As if restoring the Mustang was a whole thing other than simply putting an old car back together.
And maybe it was. And maybe Pine had gotten it. But that didn’t mean she would ever do anything about it.
She put the cover back on the car and was heading up the stairs to her office when her phone buzzed.
It was her IT buddy in Salt Lake City.
“You got anything?” she asked as she emerged in the hallway leading to her office.
“I do, but it’s strange.”
“This whole case is strange. What do you have?”
“There have been lots of people who accessed that website over the last few months. I couldn’t track them all down, but there was one that stood out.”
“Which one?”
“I recognized one of the IP addresses” was his surprising reply.
“How could you have done that?” she asked.
“Because it was yours, Atlee.”
“I know that,” she said impatiently. “I went on the site recently to check it out. So did my assistant. She’s the one who told me about it.”

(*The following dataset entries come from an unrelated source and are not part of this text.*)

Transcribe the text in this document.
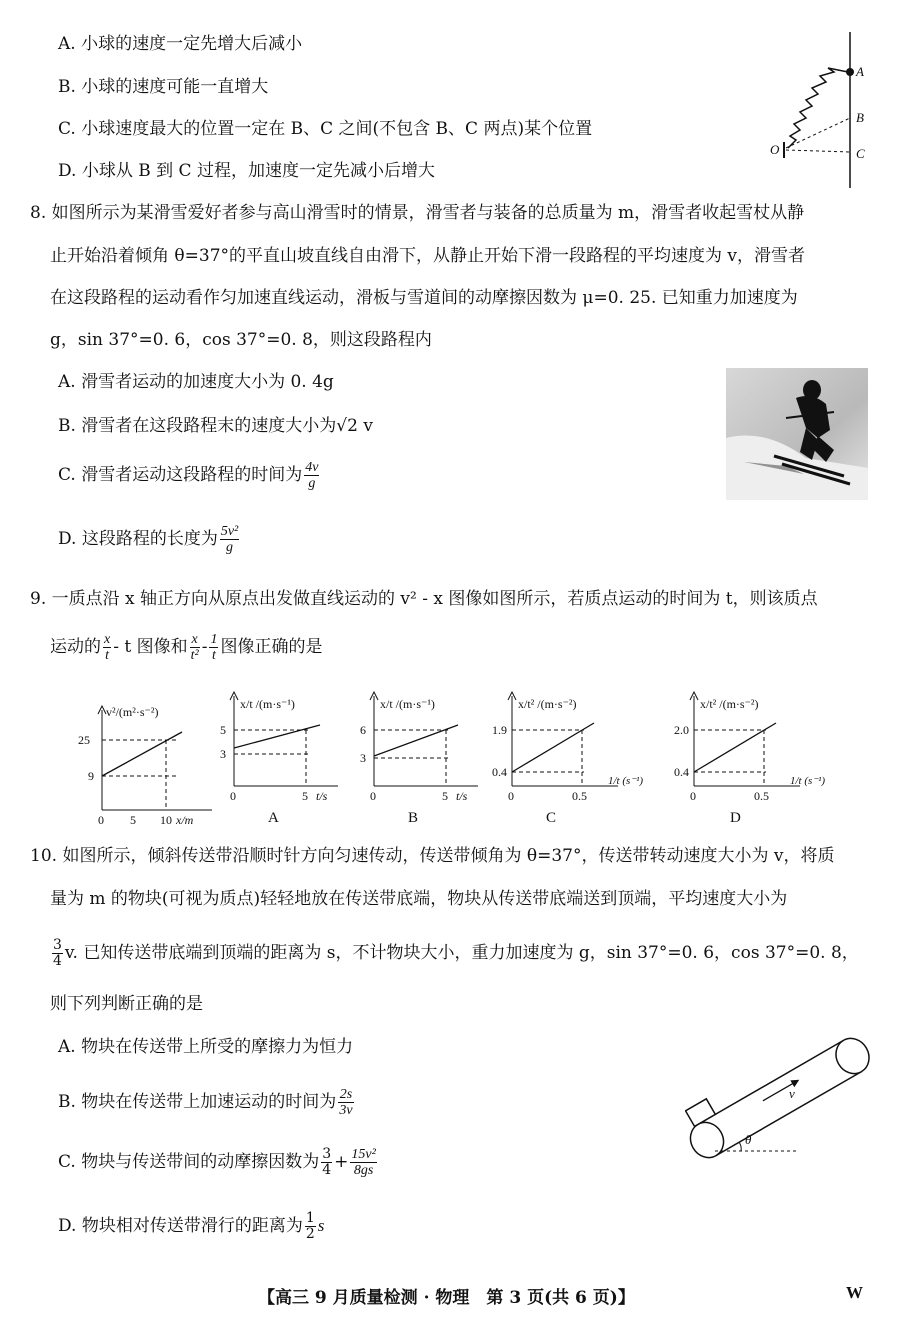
A. 小球的速度一定先增大后减小
B. 小球的速度可能一直增大
C. 小球速度最大的位置一定在 B、C 之间(不包含 B、C 两点)某个位置
D. 小球从 B 到 C 过程，加速度一定先减小后增大
A
B
C
O
8. 如图所示为某滑雪爱好者参与高山滑雪时的情景，滑雪者与装备的总质量为 m，滑雪者收起雪杖从静
止开始沿着倾角 θ=37°的平直山坡直线自由滑下，从静止开始下滑一段路程的平均速度为 v，滑雪者
在这段路程的运动看作匀加速直线运动，滑板与雪道间的动摩擦因数为 μ=0. 25. 已知重力加速度为
g，sin 37°=0. 6，cos 37°=0. 8，则这段路程内
A. 滑雪者运动的加速度大小为 0. 4g
B. 滑雪者在这段路程末的速度大小为√2 v
C. 滑雪者运动这段路程的时间为 $\frac{4v}{g}$
D. 这段路程的长度为 $\frac{\text{5v²}}{g}$
9. 一质点沿 x 轴正方向从原点出发做直线运动的 v² - x 图像如图所示，若质点运动的时间为 t，则该质点
运动的 $\frac{x}{t}$ - t 图像和 $\frac{x}{\text{t²}} - \frac{1}{t}$ 图像正确的是
v²/(m²·s⁻²)
25
9
0 5 10 x/m
x/t /(m·s⁻¹)
5
3
0	5 t/s
A
x/t /(m·s⁻¹)
6
3
0	5 t/s
B
x/t² /(m·s⁻²)
1.9
0.4
0	0.5
1/t (s⁻¹)
C
x/t² /(m·s⁻²)
2.0
0.4
0	0.5
1/t (s⁻¹)
D
10. 如图所示，倾斜传送带沿顺时针方向匀速传动，传送带倾角为 θ=37°，传送带转动速度大小为 v，将质
量为 m 的物块(可视为质点)轻轻地放在传送带底端，物块从传送带底端送到顶端，平均速度大小为
$\frac{3}{4} v$. 已知传送带底端到顶端的距离为 s，不计物块大小，重力加速度为 g，sin 37°=0. 6，cos 37°=0. 8，
则下列判断正确的是
A. 物块在传送带上所受的摩擦力为恒力
B. 物块在传送带上加速运动的时间为 $\frac{2s}{3v}$
C. 物块与传送带间的动摩擦因数为 $\frac{3}{4} + \frac{\text{15v²}}{8gs}$
D. 物块相对传送带滑行的距离为 $\frac{1}{2}$ s
v
θ
【高三 9 月质量检测 · 物理　第 3 页(共 6 页)】	W
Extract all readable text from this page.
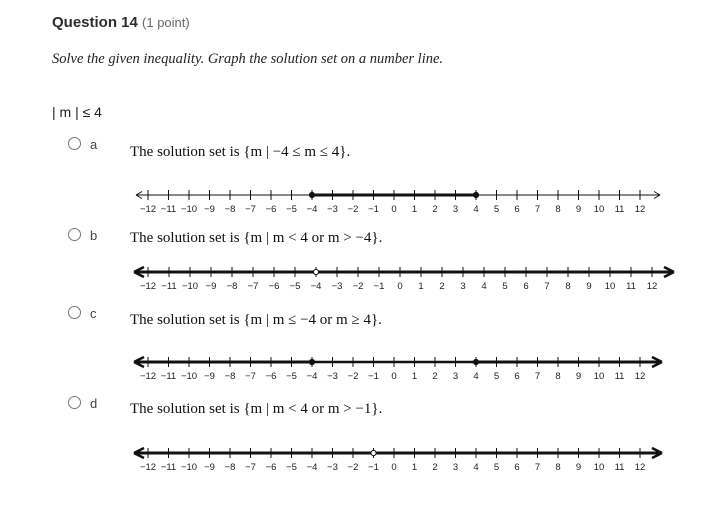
Question 14 (1 point)
Solve the given inequality. Graph the solution set on a number line.
| m | ≤ 4
a The solution set is {m | −4 ≤ m ≤ 4}.
−12 −11 −10 −9 −8 −7 −6 −5 −4 −3 −2 −1 0 1 2 3 4 5 6 7 8 9 10 11 12
b The solution set is {m | m < 4 or m > −4}.
−12 −11 −10 −9 −8 −7 −6 −5 −4 −3 −2 −1 0 1 2 3 4 5 6 7 8 9 10 11 12
c The solution set is {m | m ≤ −4 or m ≥ 4}.
−12 −11 −10 −9 −8 −7 −6 −5 −4 −3 −2 −1 0 1 2 3 4 5 6 7 8 9 10 11 12
d The solution set is {m | m < 4 or m > −1}.
−12 −11 −10 −9 −8 −7 −6 −5 −4 −3 −2 −1 0 1 2 3 4 5 6 7 8 9 10 11 12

“I knew that was your address from when you contacted me. But when I checked out things further, I noticed some funny lines of code in the mix, so you might want to have the FBI geek squad check your computers.”
“Why?”
“Because I think you might have been hacked.”
Chapter
14
COFFEE, AGENT PINE?”
Pine had just entered her office when Blum greeted her.
The older woman was dressed, as always, in a highly professional manner. Skirt, jacket, pumps, hose, minimal jewelry, and a bit less makeup than normal.
Pine absentmindedly nodded and walked on to her office.